At that point I was pretty happy but I noticed that within the code for dbcred it makes a call to threads.defferToTread. Me being me, I thought to myself 'I am not using threads, so why am I using this?' and I took it out. So I changed it, and am simply returning a deffered object that has a callback that returns the identity object, and it fails. In any case, I was wondering if any one had any idea of why removing the thread specific code causes it to fail.
Standard Python DB-API 2.0 modules are synchronous, i.e. they block while they wait for results. dbcred.DatabaseAuthorizer uses twisted.enterprise.adbapi to talk with your database, and adbapi uses threads so that it can present an asynchronous interface to the database while using standard DB-API compliant modules (see the Introduction to Twisted Enterprise HOWTO for details). So unfortunately, database access does involve threads -- but Twisted takes care of it all for you behind the scenes when you use twisted.enterprise, so you can basically pretend they don't exist :) I don't know why your specific change would fail, but it would cause problems due to blocking -- remember that database queries can take an arbitarily long amount of time to be processed, particularly under load.
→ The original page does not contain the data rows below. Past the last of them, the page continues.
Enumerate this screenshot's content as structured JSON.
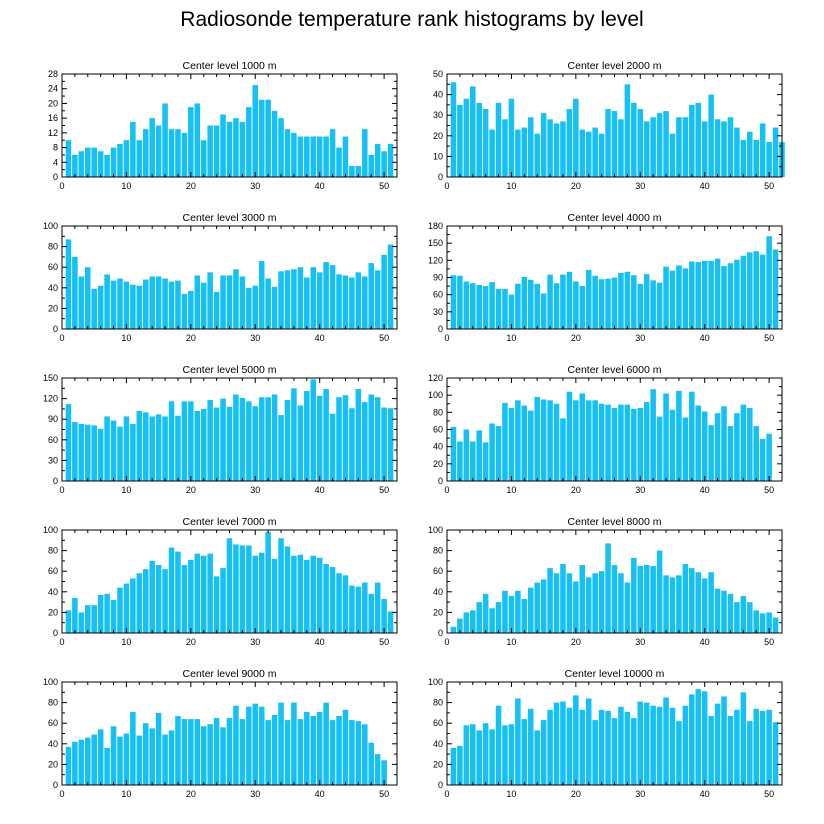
{
  "title": "Radiosonde temperature rank histograms by level",
  "colors": {
    "bar": "#16c0f3",
    "axis": "#000000"
  },
  "chart_data": [
    {
      "type": "bar",
      "title": "Center level 1000 m",
      "xlim": [
        0,
        52
      ],
      "ylim": [
        0,
        28
      ],
      "xticks": [
        0,
        10,
        20,
        30,
        40,
        50
      ],
      "yticks": [
        0,
        4,
        8,
        12,
        16,
        20,
        24,
        28
      ],
      "values": [
        10,
        6,
        7,
        8,
        8,
        7,
        6,
        8,
        9,
        10,
        15,
        10,
        13,
        16,
        14,
        20,
        13,
        13,
        12,
        19,
        20,
        10,
        14,
        14,
        17,
        15,
        16,
        15,
        19,
        25,
        21,
        21,
        18,
        16,
        13,
        12,
        11,
        11,
        11,
        11,
        11,
        13,
        8,
        11,
        3,
        3,
        13,
        6,
        9,
        7,
        9
      ]
    },
    {
      "type": "bar",
      "title": "Center level 2000 m",
      "xlim": [
        0,
        52
      ],
      "ylim": [
        0,
        50
      ],
      "xticks": [
        0,
        10,
        20,
        30,
        40,
        50
      ],
      "yticks": [
        0,
        10,
        20,
        30,
        40,
        50
      ],
      "values": [
        46,
        35,
        38,
        44,
        36,
        33,
        23,
        36,
        28,
        38,
        23,
        24,
        29,
        21,
        31,
        28,
        26,
        27,
        33,
        38,
        23,
        22,
        24,
        21,
        33,
        32,
        28,
        45,
        36,
        33,
        27,
        29,
        31,
        32,
        21,
        29,
        29,
        35,
        36,
        27,
        40,
        28,
        27,
        29,
        24,
        18,
        22,
        18,
        26,
        17,
        24,
        17
      ]
    },
    {
      "type": "bar",
      "title": "Center level 3000 m",
      "xlim": [
        0,
        52
      ],
      "ylim": [
        0,
        100
      ],
      "xticks": [
        0,
        10,
        20,
        30,
        40,
        50
      ],
      "yticks": [
        0,
        20,
        40,
        60,
        80,
        100
      ],
      "values": [
        87,
        70,
        51,
        60,
        39,
        42,
        53,
        47,
        49,
        46,
        43,
        42,
        48,
        51,
        51,
        49,
        46,
        47,
        34,
        37,
        52,
        45,
        55,
        36,
        52,
        52,
        58,
        51,
        40,
        42,
        66,
        49,
        41,
        56,
        57,
        58,
        60,
        50,
        60,
        55,
        65,
        62,
        53,
        52,
        50,
        55,
        51,
        64,
        57,
        72,
        82
      ]
    },
    {
      "type": "bar",
      "title": "Center level 4000 m",
      "xlim": [
        0,
        52
      ],
      "ylim": [
        0,
        180
      ],
      "xticks": [
        0,
        10,
        20,
        30,
        40,
        50
      ],
      "yticks": [
        0,
        30,
        60,
        90,
        120,
        150,
        180
      ],
      "values": [
        94,
        93,
        83,
        80,
        77,
        75,
        82,
        70,
        70,
        60,
        79,
        91,
        86,
        79,
        62,
        95,
        80,
        95,
        100,
        83,
        75,
        103,
        93,
        87,
        88,
        90,
        98,
        100,
        94,
        79,
        96,
        85,
        81,
        109,
        102,
        111,
        106,
        118,
        117,
        119,
        119,
        123,
        110,
        115,
        121,
        128,
        134,
        136,
        130,
        162,
        139
      ]
    },
    {
      "type": "bar",
      "title": "Center level 5000 m",
      "xlim": [
        0,
        52
      ],
      "ylim": [
        0,
        150
      ],
      "xticks": [
        0,
        10,
        20,
        30,
        40,
        50
      ],
      "yticks": [
        0,
        30,
        60,
        90,
        120,
        150
      ],
      "values": [
        112,
        86,
        83,
        82,
        81,
        76,
        94,
        88,
        79,
        94,
        83,
        102,
        100,
        94,
        97,
        94,
        116,
        95,
        116,
        116,
        102,
        105,
        118,
        107,
        120,
        108,
        126,
        121,
        116,
        109,
        122,
        122,
        126,
        96,
        118,
        135,
        110,
        131,
        148,
        124,
        134,
        98,
        122,
        125,
        106,
        134,
        115,
        126,
        122,
        107,
        106
      ]
    },
    {
      "type": "bar",
      "title": "Center level 6000 m",
      "xlim": [
        0,
        52
      ],
      "ylim": [
        0,
        120
      ],
      "xticks": [
        0,
        10,
        20,
        30,
        40,
        50
      ],
      "yticks": [
        0,
        20,
        40,
        60,
        80,
        100,
        120
      ],
      "values": [
        63,
        46,
        60,
        46,
        59,
        45,
        67,
        64,
        91,
        85,
        94,
        88,
        82,
        98,
        95,
        94,
        90,
        73,
        104,
        94,
        102,
        94,
        94,
        90,
        89,
        85,
        89,
        89,
        84,
        85,
        92,
        107,
        75,
        102,
        83,
        105,
        74,
        104,
        88,
        81,
        65,
        79,
        87,
        64,
        79,
        89,
        85,
        64,
        49,
        55
      ]
    },
    {
      "type": "bar",
      "title": "Center level 7000 m",
      "xlim": [
        0,
        52
      ],
      "ylim": [
        0,
        100
      ],
      "xticks": [
        0,
        10,
        20,
        30,
        40,
        50
      ],
      "yticks": [
        0,
        20,
        40,
        60,
        80,
        100
      ],
      "values": [
        22,
        34,
        20,
        27,
        27,
        37,
        38,
        32,
        44,
        48,
        53,
        58,
        62,
        70,
        66,
        62,
        83,
        79,
        66,
        71,
        77,
        75,
        77,
        55,
        63,
        92,
        86,
        85,
        85,
        75,
        78,
        98,
        72,
        92,
        84,
        75,
        76,
        71,
        75,
        73,
        67,
        64,
        58,
        56,
        46,
        45,
        49,
        38,
        49,
        33,
        21
      ]
    },
    {
      "type": "bar",
      "title": "Center level 8000 m",
      "xlim": [
        0,
        52
      ],
      "ylim": [
        0,
        100
      ],
      "xticks": [
        0,
        10,
        20,
        30,
        40,
        50
      ],
      "yticks": [
        0,
        20,
        40,
        60,
        80,
        100
      ],
      "values": [
        6,
        14,
        20,
        22,
        30,
        38,
        24,
        30,
        41,
        36,
        41,
        33,
        44,
        49,
        52,
        63,
        58,
        67,
        58,
        50,
        66,
        54,
        58,
        60,
        87,
        66,
        58,
        49,
        73,
        65,
        66,
        65,
        80,
        56,
        54,
        56,
        67,
        63,
        59,
        53,
        59,
        43,
        41,
        38,
        30,
        36,
        30,
        22,
        19,
        20,
        15
      ]
    },
    {
      "type": "bar",
      "title": "Center level 9000 m",
      "xlim": [
        0,
        52
      ],
      "ylim": [
        0,
        100
      ],
      "xticks": [
        0,
        10,
        20,
        30,
        40,
        50
      ],
      "yticks": [
        0,
        20,
        40,
        60,
        80,
        100
      ],
      "values": [
        37,
        42,
        44,
        46,
        49,
        54,
        36,
        57,
        47,
        50,
        71,
        48,
        60,
        55,
        70,
        49,
        53,
        67,
        64,
        64,
        64,
        57,
        59,
        65,
        56,
        65,
        77,
        64,
        76,
        79,
        76,
        63,
        68,
        80,
        63,
        80,
        64,
        71,
        67,
        71,
        80,
        63,
        67,
        73,
        63,
        62,
        59,
        41,
        30,
        24
      ]
    },
    {
      "type": "bar",
      "title": "Center level 10000 m",
      "xlim": [
        0,
        52
      ],
      "ylim": [
        0,
        100
      ],
      "xticks": [
        0,
        10,
        20,
        30,
        40,
        50
      ],
      "yticks": [
        0,
        20,
        40,
        60,
        80,
        100
      ],
      "values": [
        36,
        38,
        58,
        59,
        53,
        60,
        54,
        77,
        58,
        59,
        84,
        64,
        74,
        53,
        63,
        73,
        80,
        81,
        75,
        87,
        73,
        84,
        63,
        73,
        72,
        65,
        76,
        71,
        65,
        81,
        80,
        77,
        76,
        85,
        75,
        62,
        77,
        88,
        93,
        91,
        67,
        79,
        86,
        67,
        73,
        90,
        62,
        74,
        72,
        73,
        61
      ]
    }
  ]
}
My advice is to just use the standard dbcred module as-is, if you can.
Also in a completly unrelated question, is it possible for the server to make calles on the client? I figure this is possible by passing a referencable object to the server perspective, but I thought I would get a little advice before I started playing with it.
I know you can do this by getting the client to pass the server a reference to itself, which the server can then do .callRemote on (just as the client can do .callRemote on the server). I'm not sure if there's a better way; someone who knows more about PB that I do will have to tell you :) -Andrew.